I nicolositi rifiutarono con ostinazione di trasferirsi nel nuovo centro di Fenicia Moncada insieme agli abitanti della vicina Malpasso, l'odierna Belpasso. La caparbietà fu premiata: il principe di Campofranco, vicario del re spagnolo, concesse di ricostruire il paese sul sito originario intorno al 1670-1680; nel 1676 arrivò l'autonomia amministrativa e nel 1681, con 844 abitanti, Nicolosi poté costituirsi in comunità autonoma. San Giuseppe nacque in questo clima di rinascita, negli stessi decenni delle chiese di Santa Maria delle Grazie e della Madonna del Carmelo.
Cosa vedere
La chiesa va letta come una tessera del paese settecentesco: con le coeve Santa Maria delle Grazie e Madonna del Carmelo forma il nucleo religioso della Nicolosi ricostruita, al quale l'Ottocento avrebbe aggiunto la chiesa di San Francesco di Paola e la cappella dei Santi Cosma e Damiano. Il paese conserva anche la memoria dei tre quartieri del borgo antico — la Guardia a sud, il Piano a nord, la Chiesa al centro — cresciuti attorno al monastero benedettino di San Nicolò, documentato dal 1359.
La visita
Nicolosi è storicamente la porta dell'Etna: chi sale al vulcano dal versante sud passa da qui, e in paese ha sede il Parco dell'Etna. L'altitudine rende l'estate molto più temperata rispetto alla costa catanese, mentre d'inverno nevica in media un paio di volte l'anno. La chiesa si trova nel centro abitato, comodo da girare a piedi; come in molte chiese di paese, l'apertura segue di norma gli orari delle funzioni religiose.
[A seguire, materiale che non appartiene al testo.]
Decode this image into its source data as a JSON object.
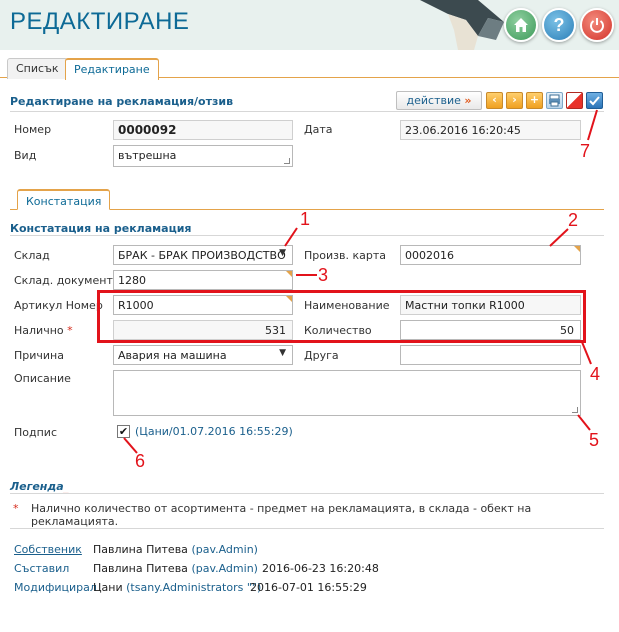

Il consiglio della redazione
Dopo la visita, raggiungete l'incrocio tra via Martiri d'Ungheria e via Catania: sotto gli edifici resta sepolta la prima chiesa madre di Nicolosi, dedicata all'Immacolata e coperta dalle sabbie eruttive del 1669. In superficie non c'è nulla da vedere, ed è proprio questo il punto: pochi luoghi spiegano altrettanto bene che cosa significhi ricostruire un paese sopra sé stesso.